Isaiah put it this way:

"A bruised reed he will not break, and a smoldering wick he will not snuff out" (Isaiah 42:3 NIV).

Matthew quoted him,

"He will not crush the weakest reed or put out a flickering candle. Finally he will cause justice to be victorious. And his name will be the hope of all the world." (Matthew 12:20-21 NLT).

His name is not only the hope of the world at large. He is the hope for the weakest and smallest person. He is the hope for us all. He takes us, weak as we are, and builds on the smallest glimmer of hope.

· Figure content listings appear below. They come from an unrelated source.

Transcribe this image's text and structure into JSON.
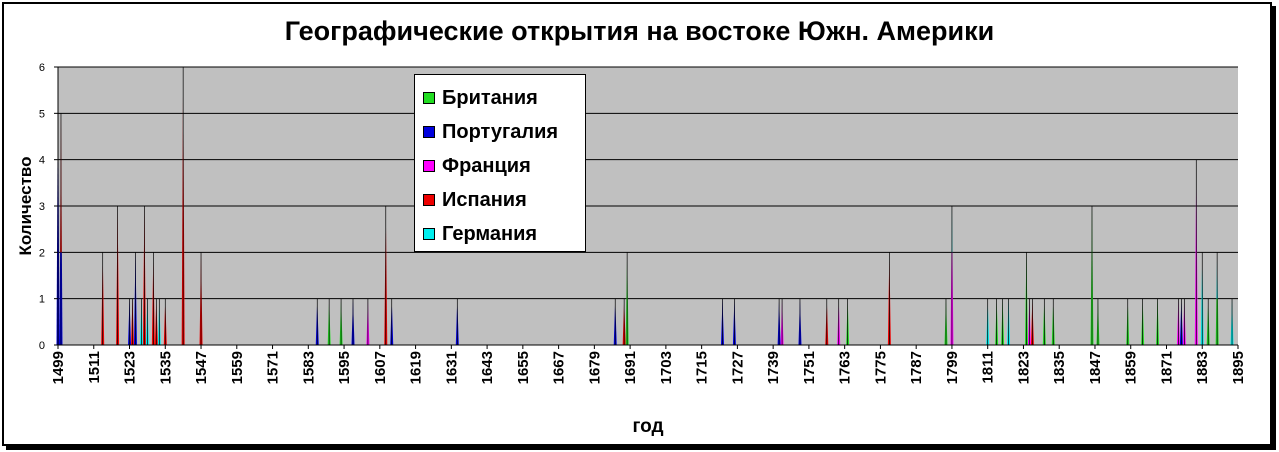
{
  "chart_data": {
    "type": "area",
    "title": "Географические открытия на востоке Южн. Америки",
    "xlabel": "год",
    "ylabel": "Количество",
    "ylim": [
      0,
      6
    ],
    "yticks": [
      0,
      1,
      2,
      3,
      4,
      5,
      6
    ],
    "xlim": [
      1499,
      1895
    ],
    "xticks": [
      1499,
      1511,
      1523,
      1535,
      1547,
      1559,
      1571,
      1583,
      1595,
      1607,
      1619,
      1631,
      1643,
      1655,
      1667,
      1679,
      1691,
      1703,
      1715,
      1727,
      1739,
      1751,
      1763,
      1775,
      1787,
      1799,
      1811,
      1823,
      1835,
      1847,
      1859,
      1871,
      1883,
      1895
    ],
    "stacked": true,
    "grid": true,
    "legend_position": "top-center",
    "series": [
      {
        "name": "Британия",
        "color": "#22dd22",
        "points": [
          [
            1590,
            1
          ],
          [
            1594,
            1
          ],
          [
            1690,
            2
          ],
          [
            1764,
            1
          ],
          [
            1797,
            1
          ],
          [
            1814,
            1
          ],
          [
            1816,
            1
          ],
          [
            1824,
            2
          ],
          [
            1830,
            1
          ],
          [
            1833,
            1
          ],
          [
            1846,
            3
          ],
          [
            1848,
            1
          ],
          [
            1858,
            1
          ],
          [
            1863,
            1
          ],
          [
            1868,
            1
          ],
          [
            1885,
            1
          ],
          [
            1888,
            1
          ]
        ]
      },
      {
        "name": "Португалия",
        "color": "#0000dd",
        "points": [
          [
            1499,
            6
          ],
          [
            1500,
            2
          ],
          [
            1523,
            1
          ],
          [
            1525,
            2
          ],
          [
            1586,
            1
          ],
          [
            1598,
            1
          ],
          [
            1611,
            1
          ],
          [
            1633,
            1
          ],
          [
            1686,
            1
          ],
          [
            1722,
            1
          ],
          [
            1726,
            1
          ],
          [
            1741,
            1
          ],
          [
            1748,
            1
          ],
          [
            1876,
            1
          ]
        ]
      },
      {
        "name": "Франция",
        "color": "#ff00ff",
        "points": [
          [
            1603,
            1
          ],
          [
            1742,
            1
          ],
          [
            1761,
            1
          ],
          [
            1799,
            2
          ],
          [
            1825,
            1
          ],
          [
            1875,
            1
          ],
          [
            1877,
            1
          ],
          [
            1881,
            4
          ]
        ]
      },
      {
        "name": "Испания",
        "color": "#ee0000",
        "points": [
          [
            1500,
            3
          ],
          [
            1514,
            2
          ],
          [
            1519,
            3
          ],
          [
            1524,
            1
          ],
          [
            1528,
            3
          ],
          [
            1531,
            2
          ],
          [
            1532,
            1
          ],
          [
            1535,
            1
          ],
          [
            1541,
            6
          ],
          [
            1547,
            2
          ],
          [
            1609,
            3
          ],
          [
            1689,
            1
          ],
          [
            1757,
            1
          ],
          [
            1778,
            2
          ],
          [
            1826,
            1
          ]
        ]
      },
      {
        "name": "Германия",
        "color": "#00eeee",
        "points": [
          [
            1527,
            1
          ],
          [
            1529,
            1
          ],
          [
            1533,
            1
          ],
          [
            1799,
            1
          ],
          [
            1811,
            1
          ],
          [
            1818,
            1
          ],
          [
            1883,
            2
          ],
          [
            1888,
            1
          ],
          [
            1893,
            1
          ]
        ]
      }
    ]
  }
}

Jamie Buckingham quoted Hugo Gryn, a London rabbi, in Charisma magazine. Hugo told of a holocaust experience in the German magazine, Der Morgen:

"It was the cold winter of 1944 and although we had nothing like calendars, my father who was a fellow prisoner there, took me and some of our friends to a corner of the barrack. He announced it was the eve of Hanukkah, produced a curious-shaped clay bowl, and began to light a wick immersed in his precious, but now melted, margarine ration.

Before he could recite the blessing, I protested at this waste of food. He said, 'You and I have seen that it is possible to live up to three weeks without food. We once lived almost three days without water. But you cannot live properly for three minutes without hope.' "

No matter what we face today, Jesus is our hope. Even if we're weak and our hope is small, He has come to give us a bright picture of tomorrow. We can rest in that.